Modeling Dependencies with Mixture Models and Copulas

Mr. Siva Rajesh Kasa
Dr Vaibhav Rajan, Assistant Professor, School of Computing

07 Mar 2023 Tuesday, 12:00 PM to 01:30 PM

Zoom presentation


Model-based clustering is a well-established paradigm for clustering multivariate data. In model-based clustering, the data is assumed to be generated by a finite mixture model where each component represents a cluster. For continuous-valued variables, it is common to model each component density by a multivariate Gaussian distribution, leading to Gaussian Mixture Models (GMM). Traditionally modelling cluster dependencies using GMMs has centered around Pearson correlation and Gaussianity assumption, which is often not the case in real world data. In this work, we study the modeling of data when these assumptions are violated.

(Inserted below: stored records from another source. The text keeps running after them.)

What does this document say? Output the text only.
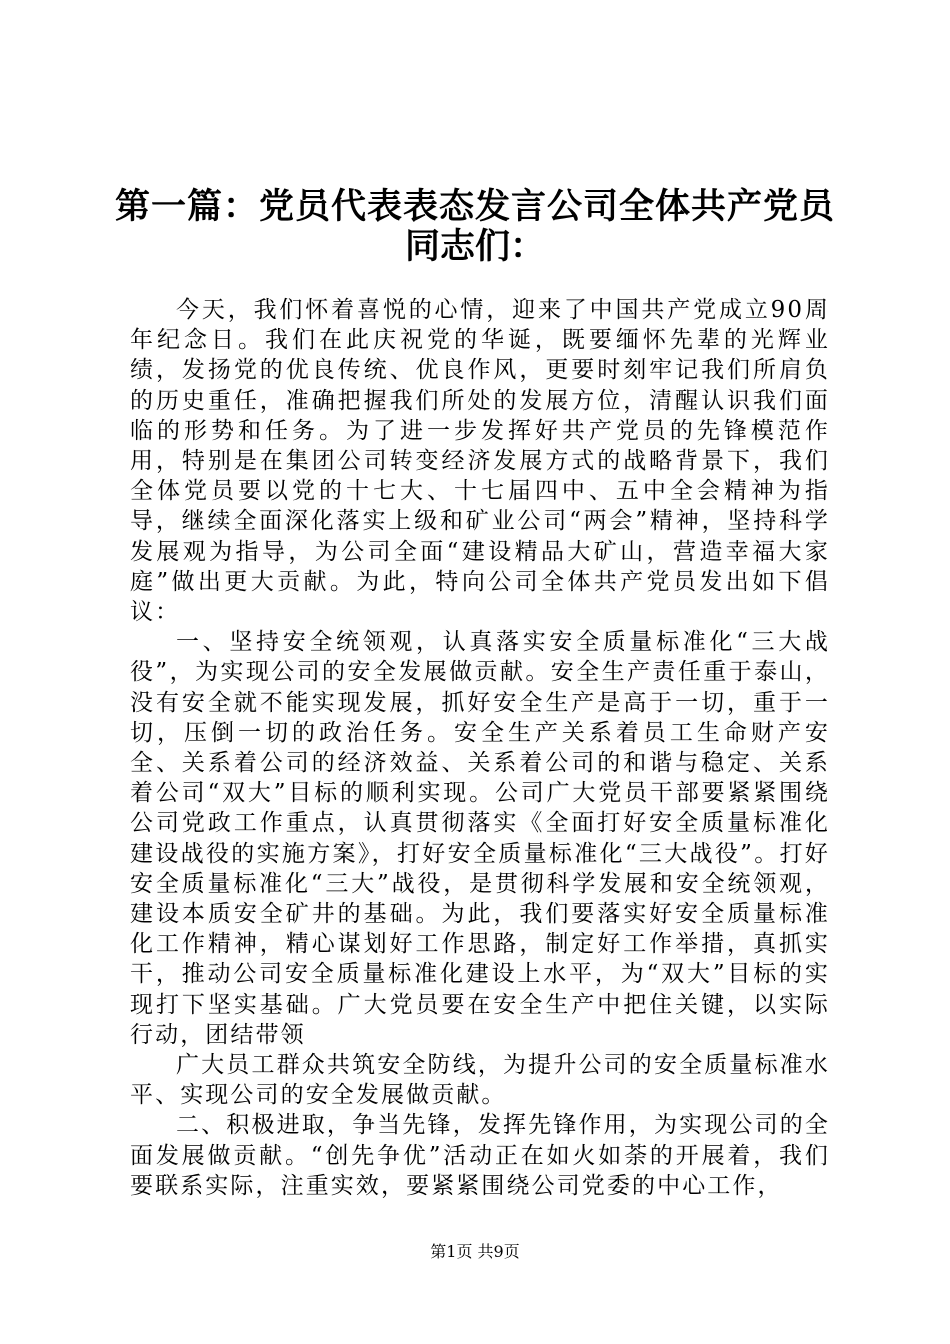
第一篇：党员代表表态发言公司全体共产党员
同志们：

今天，我们怀着喜悦的心情，迎来了中国共产党成立90周年纪念日。我们在此庆祝党的华诞，既要缅怀先辈的光辉业绩，发扬党的优良传统、优良作风，更要时刻牢记我们所肩负的历史重任，准确把握我们所处的发展方位，清醒认识我们面临的形势和任务。为了进一步发挥好共产党员的先锋模范作用，特别是在集团公司转变经济发展方式的战略背景下，我们全体党员要以党的十七大、十七届四中、五中全会精神为指导，继续全面深化落实上级和矿业公司“两会”精神，坚持科学发展观为指导，为公司全面“建设精品大矿山，营造幸福大家庭”做出更大贡献。为此，特向公司全体共产党员发出如下倡议：

一、坚持安全统领观，认真落实安全质量标准化“三大战役”，为实现公司的安全发展做贡献。安全生产责任重于泰山，没有安全就不能实现发展，抓好安全生产是高于一切，重于一切，压倒一切的政治任务。安全生产关系着员工生命财产安全、关系着公司的经济效益、关系着公司的和谐与稳定、关系着公司“双大”目标的顺利实现。公司广大党员干部要紧紧围绕公司党政工作重点，认真贯彻落实《全面打好安全质量标准化建设战役的实施方案》，打好安全质量标准化“三大战役”。打好安全质量标准化“三大”战役，是贯彻科学发展和安全统领观，建设本质安全矿井的基础。为此，我们要落实好安全质量标准化工作精神，精心谋划好工作思路，制定好工作举措，真抓实干，推动公司安全质量标准化建设上水平，为“双大”目标的实现打下坚实基础。广大党员要在安全生产中把住关键，以实际行动，团结带领

广大员工群众共筑安全防线，为提升公司的安全质量标准水平、实现公司的安全发展做贡献。

二、积极进取，争当先锋，发挥先锋作用，为实现公司的全面发展做贡献。“创先争优”活动正在如火如荼的开展着，我们要联系实际，注重实效，要紧紧围绕公司党委的中心工作，

第1页 共9页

First, we discuss how misspecified Gaussian mixture models lead to inferior clusterings. We devise a new KL-divergence penalty term, based on the fitted components, to improve the clustering accuracy. Inference of this penalized objective is intractable using Expectation Maximization (EM); however, it can be done effortlessly using Automatic-Differentiation (AD) based Gradient Descent (GD). We show how the AD-GD based inference approach can be extended to high-dimensional data and not well-separated clusters. We show that this approach has favourable properties through theoretical and empirical work.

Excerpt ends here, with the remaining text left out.